Lionel Shriver, qui n'a jamais hésité à attaquer de front les dysfonctionnements profonds de son pays (la violence dans Il faut qu'on parle de Kevin, l'obésité morbide avec Big Brother, le système de santé dans Tout ça pour quoi, …), monte d'un cran et percute tête la première et avec jubilation le dernier tabou américain : l'effondrement de la première nation du monde sous le poids de sa dette.
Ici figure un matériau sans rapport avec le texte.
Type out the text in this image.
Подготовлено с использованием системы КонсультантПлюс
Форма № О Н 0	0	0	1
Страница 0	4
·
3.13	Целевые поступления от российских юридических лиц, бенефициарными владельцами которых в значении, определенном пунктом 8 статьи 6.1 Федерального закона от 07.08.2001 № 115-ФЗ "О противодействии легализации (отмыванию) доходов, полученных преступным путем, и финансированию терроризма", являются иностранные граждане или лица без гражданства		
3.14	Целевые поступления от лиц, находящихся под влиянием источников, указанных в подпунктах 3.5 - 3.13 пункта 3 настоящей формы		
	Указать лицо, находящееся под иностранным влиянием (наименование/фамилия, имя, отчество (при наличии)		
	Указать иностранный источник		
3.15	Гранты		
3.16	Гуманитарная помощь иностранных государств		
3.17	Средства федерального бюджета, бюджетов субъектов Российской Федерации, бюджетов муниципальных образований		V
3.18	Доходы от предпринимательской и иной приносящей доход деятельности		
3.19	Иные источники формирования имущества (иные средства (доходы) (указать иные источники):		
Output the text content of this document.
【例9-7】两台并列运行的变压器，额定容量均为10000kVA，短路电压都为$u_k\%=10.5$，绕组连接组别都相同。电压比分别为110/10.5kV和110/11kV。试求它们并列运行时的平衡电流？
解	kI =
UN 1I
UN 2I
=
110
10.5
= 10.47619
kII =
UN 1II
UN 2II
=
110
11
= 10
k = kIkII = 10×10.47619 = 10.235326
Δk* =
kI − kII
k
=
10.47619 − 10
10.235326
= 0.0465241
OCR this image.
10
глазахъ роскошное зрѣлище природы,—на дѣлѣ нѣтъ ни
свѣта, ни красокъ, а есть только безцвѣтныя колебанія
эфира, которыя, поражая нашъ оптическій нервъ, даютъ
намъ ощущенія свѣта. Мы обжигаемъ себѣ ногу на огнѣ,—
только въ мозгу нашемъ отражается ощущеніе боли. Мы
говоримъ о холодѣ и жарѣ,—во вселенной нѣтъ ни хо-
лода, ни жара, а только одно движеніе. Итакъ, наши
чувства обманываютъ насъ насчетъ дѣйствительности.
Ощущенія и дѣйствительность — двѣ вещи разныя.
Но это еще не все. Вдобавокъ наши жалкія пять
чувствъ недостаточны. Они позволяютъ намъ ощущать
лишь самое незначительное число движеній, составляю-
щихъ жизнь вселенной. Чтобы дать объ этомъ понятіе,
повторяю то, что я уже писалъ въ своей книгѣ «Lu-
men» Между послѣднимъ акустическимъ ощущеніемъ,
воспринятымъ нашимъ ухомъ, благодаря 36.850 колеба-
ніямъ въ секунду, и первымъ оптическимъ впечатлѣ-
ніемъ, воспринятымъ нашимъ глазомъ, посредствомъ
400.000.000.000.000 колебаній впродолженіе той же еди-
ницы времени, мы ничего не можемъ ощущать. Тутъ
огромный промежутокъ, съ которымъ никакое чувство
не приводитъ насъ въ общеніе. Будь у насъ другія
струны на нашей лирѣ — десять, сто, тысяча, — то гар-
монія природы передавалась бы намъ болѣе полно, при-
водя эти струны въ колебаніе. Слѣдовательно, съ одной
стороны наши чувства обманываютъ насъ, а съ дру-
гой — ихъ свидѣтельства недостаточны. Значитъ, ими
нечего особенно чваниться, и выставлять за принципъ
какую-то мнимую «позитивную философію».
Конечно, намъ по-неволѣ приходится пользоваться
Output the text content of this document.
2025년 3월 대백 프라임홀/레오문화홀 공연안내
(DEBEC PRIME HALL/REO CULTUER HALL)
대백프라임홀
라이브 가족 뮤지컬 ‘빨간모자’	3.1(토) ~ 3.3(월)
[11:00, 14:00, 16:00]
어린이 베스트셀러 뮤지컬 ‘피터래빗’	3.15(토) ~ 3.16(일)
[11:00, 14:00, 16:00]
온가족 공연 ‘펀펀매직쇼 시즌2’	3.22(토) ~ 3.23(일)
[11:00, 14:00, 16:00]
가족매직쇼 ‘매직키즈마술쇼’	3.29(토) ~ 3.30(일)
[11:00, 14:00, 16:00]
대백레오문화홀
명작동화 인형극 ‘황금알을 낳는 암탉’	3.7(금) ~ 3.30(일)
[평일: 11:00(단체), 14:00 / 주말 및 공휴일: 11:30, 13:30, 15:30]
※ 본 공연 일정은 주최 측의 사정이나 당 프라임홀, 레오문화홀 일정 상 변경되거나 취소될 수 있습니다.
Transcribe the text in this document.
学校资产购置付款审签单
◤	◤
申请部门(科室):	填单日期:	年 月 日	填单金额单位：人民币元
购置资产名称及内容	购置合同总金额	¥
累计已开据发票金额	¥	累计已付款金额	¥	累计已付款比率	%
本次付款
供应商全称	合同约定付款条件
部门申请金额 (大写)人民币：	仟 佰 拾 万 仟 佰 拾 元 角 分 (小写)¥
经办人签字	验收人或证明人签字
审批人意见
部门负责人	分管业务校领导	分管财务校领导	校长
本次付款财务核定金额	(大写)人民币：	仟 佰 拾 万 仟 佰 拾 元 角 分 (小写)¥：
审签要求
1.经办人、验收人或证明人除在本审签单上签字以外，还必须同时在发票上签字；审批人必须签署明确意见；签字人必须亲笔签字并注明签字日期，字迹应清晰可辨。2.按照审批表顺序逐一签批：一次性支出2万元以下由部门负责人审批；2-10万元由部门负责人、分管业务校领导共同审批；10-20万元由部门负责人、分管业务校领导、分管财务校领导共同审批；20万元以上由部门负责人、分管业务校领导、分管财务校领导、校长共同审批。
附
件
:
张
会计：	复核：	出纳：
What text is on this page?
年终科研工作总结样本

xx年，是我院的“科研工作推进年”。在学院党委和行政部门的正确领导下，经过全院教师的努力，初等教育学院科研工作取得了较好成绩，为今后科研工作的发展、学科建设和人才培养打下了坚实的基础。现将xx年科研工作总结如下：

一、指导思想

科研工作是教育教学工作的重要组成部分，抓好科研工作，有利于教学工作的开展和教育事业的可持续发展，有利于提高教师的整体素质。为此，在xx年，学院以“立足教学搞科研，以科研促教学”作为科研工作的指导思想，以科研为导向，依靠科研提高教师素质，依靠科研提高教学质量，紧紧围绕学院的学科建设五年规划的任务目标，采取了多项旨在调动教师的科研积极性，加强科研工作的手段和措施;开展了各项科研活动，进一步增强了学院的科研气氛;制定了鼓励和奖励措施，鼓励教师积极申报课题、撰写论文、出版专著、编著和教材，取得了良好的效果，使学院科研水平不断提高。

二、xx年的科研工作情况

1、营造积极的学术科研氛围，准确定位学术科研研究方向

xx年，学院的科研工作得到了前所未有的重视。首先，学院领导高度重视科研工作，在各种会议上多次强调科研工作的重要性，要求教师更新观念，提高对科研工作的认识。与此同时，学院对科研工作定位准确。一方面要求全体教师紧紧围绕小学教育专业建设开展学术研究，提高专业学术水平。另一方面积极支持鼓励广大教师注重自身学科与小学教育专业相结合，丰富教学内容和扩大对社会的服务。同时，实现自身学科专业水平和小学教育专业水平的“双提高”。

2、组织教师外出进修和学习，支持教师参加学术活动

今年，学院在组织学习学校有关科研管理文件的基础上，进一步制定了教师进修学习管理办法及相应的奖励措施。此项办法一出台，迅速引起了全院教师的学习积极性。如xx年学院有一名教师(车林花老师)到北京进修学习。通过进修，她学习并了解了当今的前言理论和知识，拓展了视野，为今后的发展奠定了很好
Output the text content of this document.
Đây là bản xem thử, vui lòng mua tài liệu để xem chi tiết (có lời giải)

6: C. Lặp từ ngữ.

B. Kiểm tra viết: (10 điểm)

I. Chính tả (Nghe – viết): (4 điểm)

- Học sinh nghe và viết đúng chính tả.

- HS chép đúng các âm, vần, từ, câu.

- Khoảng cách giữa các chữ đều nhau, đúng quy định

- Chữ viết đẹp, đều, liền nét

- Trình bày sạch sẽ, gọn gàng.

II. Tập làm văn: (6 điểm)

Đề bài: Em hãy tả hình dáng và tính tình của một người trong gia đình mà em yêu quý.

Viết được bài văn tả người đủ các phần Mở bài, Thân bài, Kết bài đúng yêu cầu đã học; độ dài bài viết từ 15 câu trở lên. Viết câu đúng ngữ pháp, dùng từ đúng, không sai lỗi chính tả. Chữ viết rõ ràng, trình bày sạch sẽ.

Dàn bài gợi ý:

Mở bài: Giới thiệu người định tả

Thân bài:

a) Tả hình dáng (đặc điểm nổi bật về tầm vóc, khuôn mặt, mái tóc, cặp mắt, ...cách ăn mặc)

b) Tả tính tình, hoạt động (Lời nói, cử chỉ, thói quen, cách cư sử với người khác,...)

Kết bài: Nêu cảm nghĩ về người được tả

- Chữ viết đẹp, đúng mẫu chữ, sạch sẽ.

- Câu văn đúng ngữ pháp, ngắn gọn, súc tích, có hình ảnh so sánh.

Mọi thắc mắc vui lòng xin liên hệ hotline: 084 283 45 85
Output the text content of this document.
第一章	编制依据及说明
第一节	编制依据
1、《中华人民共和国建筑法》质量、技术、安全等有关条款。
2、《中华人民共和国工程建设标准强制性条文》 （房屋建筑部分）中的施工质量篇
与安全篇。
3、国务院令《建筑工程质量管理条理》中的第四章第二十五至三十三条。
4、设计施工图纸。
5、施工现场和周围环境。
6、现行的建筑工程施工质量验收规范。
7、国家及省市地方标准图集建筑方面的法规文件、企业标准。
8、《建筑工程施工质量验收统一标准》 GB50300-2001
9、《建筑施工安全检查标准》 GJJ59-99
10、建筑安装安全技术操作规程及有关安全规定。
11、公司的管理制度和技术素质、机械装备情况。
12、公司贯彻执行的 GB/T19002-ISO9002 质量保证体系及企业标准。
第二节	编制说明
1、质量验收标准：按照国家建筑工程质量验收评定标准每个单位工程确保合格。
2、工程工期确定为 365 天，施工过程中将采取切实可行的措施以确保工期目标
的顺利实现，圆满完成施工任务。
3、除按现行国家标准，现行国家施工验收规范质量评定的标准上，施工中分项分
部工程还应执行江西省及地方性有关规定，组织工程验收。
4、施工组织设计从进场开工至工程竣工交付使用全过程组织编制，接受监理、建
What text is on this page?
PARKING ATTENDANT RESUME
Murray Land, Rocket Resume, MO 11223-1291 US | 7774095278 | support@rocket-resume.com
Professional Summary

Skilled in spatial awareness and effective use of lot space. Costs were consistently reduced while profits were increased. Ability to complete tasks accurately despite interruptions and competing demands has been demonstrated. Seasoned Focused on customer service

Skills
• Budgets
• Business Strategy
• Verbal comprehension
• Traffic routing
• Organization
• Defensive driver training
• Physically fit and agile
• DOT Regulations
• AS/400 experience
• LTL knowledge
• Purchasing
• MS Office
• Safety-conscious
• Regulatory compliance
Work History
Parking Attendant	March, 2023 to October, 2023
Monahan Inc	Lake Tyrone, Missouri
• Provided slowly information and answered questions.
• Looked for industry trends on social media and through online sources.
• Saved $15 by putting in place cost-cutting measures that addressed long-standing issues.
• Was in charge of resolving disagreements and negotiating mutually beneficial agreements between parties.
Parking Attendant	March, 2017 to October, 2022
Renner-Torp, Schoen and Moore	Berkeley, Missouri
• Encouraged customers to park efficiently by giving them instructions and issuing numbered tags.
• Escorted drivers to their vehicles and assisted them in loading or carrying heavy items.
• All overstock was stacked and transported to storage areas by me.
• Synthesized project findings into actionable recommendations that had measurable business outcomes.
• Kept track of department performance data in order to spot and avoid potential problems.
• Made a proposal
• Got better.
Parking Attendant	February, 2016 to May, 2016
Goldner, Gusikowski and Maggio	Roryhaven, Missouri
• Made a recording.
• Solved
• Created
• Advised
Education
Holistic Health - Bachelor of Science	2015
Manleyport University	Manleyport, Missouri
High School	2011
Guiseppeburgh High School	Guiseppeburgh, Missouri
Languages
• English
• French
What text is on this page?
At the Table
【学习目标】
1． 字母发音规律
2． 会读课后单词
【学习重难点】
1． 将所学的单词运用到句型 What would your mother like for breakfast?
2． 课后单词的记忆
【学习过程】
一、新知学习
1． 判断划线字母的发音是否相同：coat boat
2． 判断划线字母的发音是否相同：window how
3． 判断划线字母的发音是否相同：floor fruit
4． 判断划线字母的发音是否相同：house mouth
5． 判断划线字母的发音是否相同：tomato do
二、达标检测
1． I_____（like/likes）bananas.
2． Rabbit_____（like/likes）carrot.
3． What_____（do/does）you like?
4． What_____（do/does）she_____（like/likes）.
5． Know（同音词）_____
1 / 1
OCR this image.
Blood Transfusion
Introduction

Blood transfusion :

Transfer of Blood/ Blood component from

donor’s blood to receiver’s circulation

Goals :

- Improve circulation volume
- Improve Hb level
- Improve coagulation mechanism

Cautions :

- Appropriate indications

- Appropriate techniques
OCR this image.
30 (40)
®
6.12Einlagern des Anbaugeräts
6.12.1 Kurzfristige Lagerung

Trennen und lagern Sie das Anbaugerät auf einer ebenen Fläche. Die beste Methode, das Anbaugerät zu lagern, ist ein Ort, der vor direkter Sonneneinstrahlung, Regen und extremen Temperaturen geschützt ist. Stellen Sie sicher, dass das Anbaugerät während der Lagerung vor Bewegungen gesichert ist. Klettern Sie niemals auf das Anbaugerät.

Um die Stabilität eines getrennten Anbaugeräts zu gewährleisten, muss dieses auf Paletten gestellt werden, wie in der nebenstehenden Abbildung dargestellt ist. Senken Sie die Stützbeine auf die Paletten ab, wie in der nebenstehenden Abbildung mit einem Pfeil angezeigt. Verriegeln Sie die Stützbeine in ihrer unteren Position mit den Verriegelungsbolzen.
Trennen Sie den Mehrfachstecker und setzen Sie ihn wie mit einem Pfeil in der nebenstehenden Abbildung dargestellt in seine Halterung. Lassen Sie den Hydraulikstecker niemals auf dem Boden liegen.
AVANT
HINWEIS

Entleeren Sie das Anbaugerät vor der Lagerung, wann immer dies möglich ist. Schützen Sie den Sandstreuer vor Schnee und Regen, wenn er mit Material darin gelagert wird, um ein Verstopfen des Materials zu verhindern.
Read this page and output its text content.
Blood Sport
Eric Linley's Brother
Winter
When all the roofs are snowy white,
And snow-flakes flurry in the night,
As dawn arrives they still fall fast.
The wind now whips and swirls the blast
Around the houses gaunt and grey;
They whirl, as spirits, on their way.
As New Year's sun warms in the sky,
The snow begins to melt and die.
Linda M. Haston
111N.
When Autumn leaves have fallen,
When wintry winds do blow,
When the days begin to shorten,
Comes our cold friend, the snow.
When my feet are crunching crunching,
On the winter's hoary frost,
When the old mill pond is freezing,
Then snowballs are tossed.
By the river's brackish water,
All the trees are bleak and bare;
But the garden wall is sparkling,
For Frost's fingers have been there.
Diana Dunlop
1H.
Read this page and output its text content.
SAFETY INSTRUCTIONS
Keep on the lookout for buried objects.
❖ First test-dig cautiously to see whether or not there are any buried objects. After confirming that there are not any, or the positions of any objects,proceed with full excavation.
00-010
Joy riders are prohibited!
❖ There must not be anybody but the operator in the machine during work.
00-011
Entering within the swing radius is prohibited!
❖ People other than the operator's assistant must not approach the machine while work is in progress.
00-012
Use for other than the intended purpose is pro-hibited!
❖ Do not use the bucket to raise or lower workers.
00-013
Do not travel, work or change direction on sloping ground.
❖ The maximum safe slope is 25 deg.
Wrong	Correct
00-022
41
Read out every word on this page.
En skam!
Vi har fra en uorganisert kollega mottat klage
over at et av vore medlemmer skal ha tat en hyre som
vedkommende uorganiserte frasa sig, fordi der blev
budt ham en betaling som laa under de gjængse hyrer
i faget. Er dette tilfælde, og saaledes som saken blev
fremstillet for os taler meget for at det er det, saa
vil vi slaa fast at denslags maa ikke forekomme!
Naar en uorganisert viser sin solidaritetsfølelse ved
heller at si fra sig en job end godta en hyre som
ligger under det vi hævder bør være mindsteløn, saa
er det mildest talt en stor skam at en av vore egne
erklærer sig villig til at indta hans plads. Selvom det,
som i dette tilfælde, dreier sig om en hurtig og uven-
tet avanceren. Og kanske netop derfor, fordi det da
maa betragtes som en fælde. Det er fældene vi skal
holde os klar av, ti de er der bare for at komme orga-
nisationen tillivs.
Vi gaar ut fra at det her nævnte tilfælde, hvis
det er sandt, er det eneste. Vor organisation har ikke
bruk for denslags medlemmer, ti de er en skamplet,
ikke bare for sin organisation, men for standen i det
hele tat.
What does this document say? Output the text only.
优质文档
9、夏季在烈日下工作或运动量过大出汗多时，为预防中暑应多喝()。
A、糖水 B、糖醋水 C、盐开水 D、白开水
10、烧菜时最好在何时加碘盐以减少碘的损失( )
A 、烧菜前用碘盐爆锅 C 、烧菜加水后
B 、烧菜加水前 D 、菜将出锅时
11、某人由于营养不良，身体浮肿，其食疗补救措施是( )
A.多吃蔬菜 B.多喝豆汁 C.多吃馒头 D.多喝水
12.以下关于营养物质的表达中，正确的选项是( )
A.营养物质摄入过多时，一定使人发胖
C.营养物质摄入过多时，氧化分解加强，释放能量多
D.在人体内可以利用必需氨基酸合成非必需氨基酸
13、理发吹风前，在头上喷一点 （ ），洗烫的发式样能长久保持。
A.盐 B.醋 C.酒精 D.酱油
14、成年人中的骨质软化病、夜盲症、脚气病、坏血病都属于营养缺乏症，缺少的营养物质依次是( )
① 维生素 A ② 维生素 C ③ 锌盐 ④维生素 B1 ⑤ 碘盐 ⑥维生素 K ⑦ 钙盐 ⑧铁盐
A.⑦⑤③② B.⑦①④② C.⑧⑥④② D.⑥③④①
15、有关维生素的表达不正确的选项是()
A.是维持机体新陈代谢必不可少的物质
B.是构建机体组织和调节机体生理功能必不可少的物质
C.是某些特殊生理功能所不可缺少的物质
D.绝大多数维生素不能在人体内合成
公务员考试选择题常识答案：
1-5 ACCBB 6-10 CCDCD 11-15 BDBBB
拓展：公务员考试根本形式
2029, sauve-qui peut chez les Mandible : le Président Alvarado déclare la dénonciation de la dette, interdit la sortie des dollars (dont plus personne ne veut hors des frontières) et réquisitionne l'or des particuliers. Dans ce système complexe devenu instable, ce sont bientôt toutes les finances et institutions du pays qui partent en quenouille.
Un choc ressenti à différents niveaux d'intensité dans les diverses parties de la famille, au pro-rata de leurs situations financières : si l'aieul, l'Arrière Grand Homme comme le surnomme la famille, a tout à perdre de son immense fortune, sa petite-fille Florence qui galère depuis toujours de jobs pourris en factures de plus en plus difficiles à payer du fait de l'inflation, baigne déjà dans le marasme depuis longtemps ; ce sera plus difficile pour sa soeur Avery qui ne conçoit pas de vivre sans le SUV familial, la table basse en bois rare et le robot Mojo pour préparer le repas. Leurs enfants, comme le font depuis toujours toutes les jeunesses du monde, s'adapteront…
Une bonne fiction anticipatrice que Lionel Shriver nous a concocté là, mais malheureusement pas un bon roman, dont la première partie est pourtant vraiment soignée et efficace. Bien loin de l'arc narratif parfaitement tendu dans « Kevin », « Les Mandible » souffrent de pas mal de défauts de construction voire quelques invraisemblances, ce qui n'est pas si grave, mais surtout de facilités pour amener le propos avec de longs passages dialogués prétextes à exposer la thèse économique tout en éludant l'effort d'intrigue, ce qui laisse souvent percevoir à la lecture une intention d'essayiste plus que de romancière.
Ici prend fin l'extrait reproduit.